Whilst the internet is awash with the potential health impacts that vaping poses, you won’t be able to find much information on the shocking environmental impacts of the disposable vapes that have taken the nation’s youth by storm in recent years.
However, research from recycling campaign group, Material Focus, has shockingly revealed that the number of disposable vapes thrown away has quadrupled to 5 million per WEEK over the past year.
You can often spot disposable vapes (colourful cheap plastic devices designed to give a few hundred puffs of nicotine vapour) littered on the streets and roadsides, as only 17% of vapers recycle their vapes in the correct recycling bins.
The correct disposal of single-use vapes should be in dedicated bins found in shops or recycling centres, which contain a mineral called vermiculite to reduce the risk of fires.
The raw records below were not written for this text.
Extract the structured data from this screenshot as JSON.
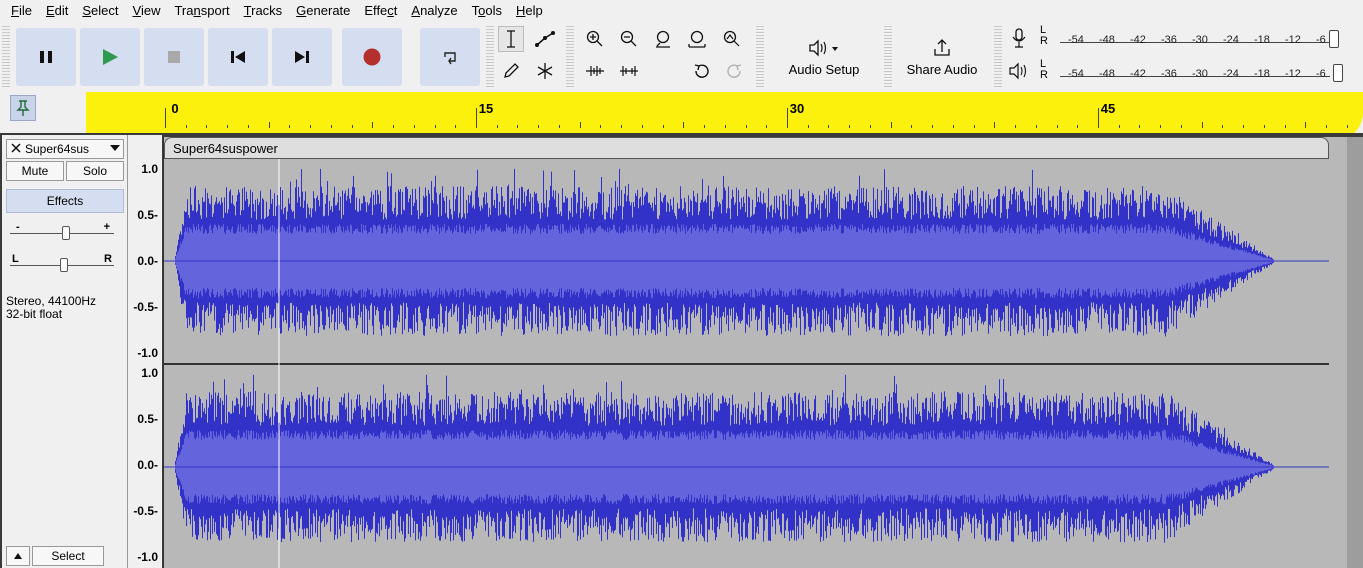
{
  "menu": [
    {
      "label": "File",
      "accel": "F"
    },
    {
      "label": "Edit",
      "accel": "E"
    },
    {
      "label": "Select",
      "accel": "S"
    },
    {
      "label": "View",
      "accel": "V"
    },
    {
      "label": "Transport",
      "accel": "n"
    },
    {
      "label": "Tracks",
      "accel": "T"
    },
    {
      "label": "Generate",
      "accel": "G"
    },
    {
      "label": "Effect",
      "accel": "c"
    },
    {
      "label": "Analyze",
      "accel": "A"
    },
    {
      "label": "Tools",
      "accel": "o"
    },
    {
      "label": "Help",
      "accel": "H"
    }
  ],
  "toolbar": {
    "audio_setup_label": "Audio Setup",
    "share_audio_label": "Share Audio",
    "meter_ticks": [
      "-54",
      "-48",
      "-42",
      "-36",
      "-30",
      "-24",
      "-18",
      "-12",
      "-6"
    ],
    "meter_L": "L",
    "meter_R": "R"
  },
  "ruler": {
    "labels": [
      "0",
      "15",
      "30",
      "45"
    ],
    "values": [
      0,
      15,
      30,
      45
    ]
  },
  "track": {
    "name": "Super64sus",
    "mute_label": "Mute",
    "solo_label": "Solo",
    "effects_label": "Effects",
    "gain_minus": "-",
    "gain_plus": "+",
    "pan_left": "L",
    "pan_right": "R",
    "info_line1": "Stereo, 44100Hz",
    "info_line2": "32-bit float",
    "select_label": "Select",
    "clip_name": "Super64suspower",
    "scale_labels": [
      "1.0",
      "0.5-",
      "0.0-",
      "-0.5-",
      "-1.0"
    ]
  },
  "colors": {
    "accent_button": "#d5def0",
    "waveform_outer": "#3232c8",
    "waveform_inner": "#6464dc",
    "clip_background": "#b8b8b8",
    "record_red": "#b4302c",
    "play_green": "#2e9a50",
    "highlight_yellow": "#fbf000"
  }
}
From there, they can be taken to special recycling facilities where they can be dismantled by hand.
Vapes that get mixed up with other household waste can cause fires in bin lorries and waste facilities. Waste company Veolia, which collects around a tenth of the UK’s waste, has said lithium batteries, including vapes, cause around one fire a day in its facilities.
As disposable vapes contain valuable materials like copper wires and lithium batteries, Material Focus has estimated that all disposable vapes thrown away in a year could contain enough lithium to provide batteries for 5,000 cars.
With the Scottish Government considering a ban on disposable vapes, partly because of the problems they can cause in waste disposal – it may not be too soon before the UK follows suit, as some councils in England and Wales are beginning to call for a ban.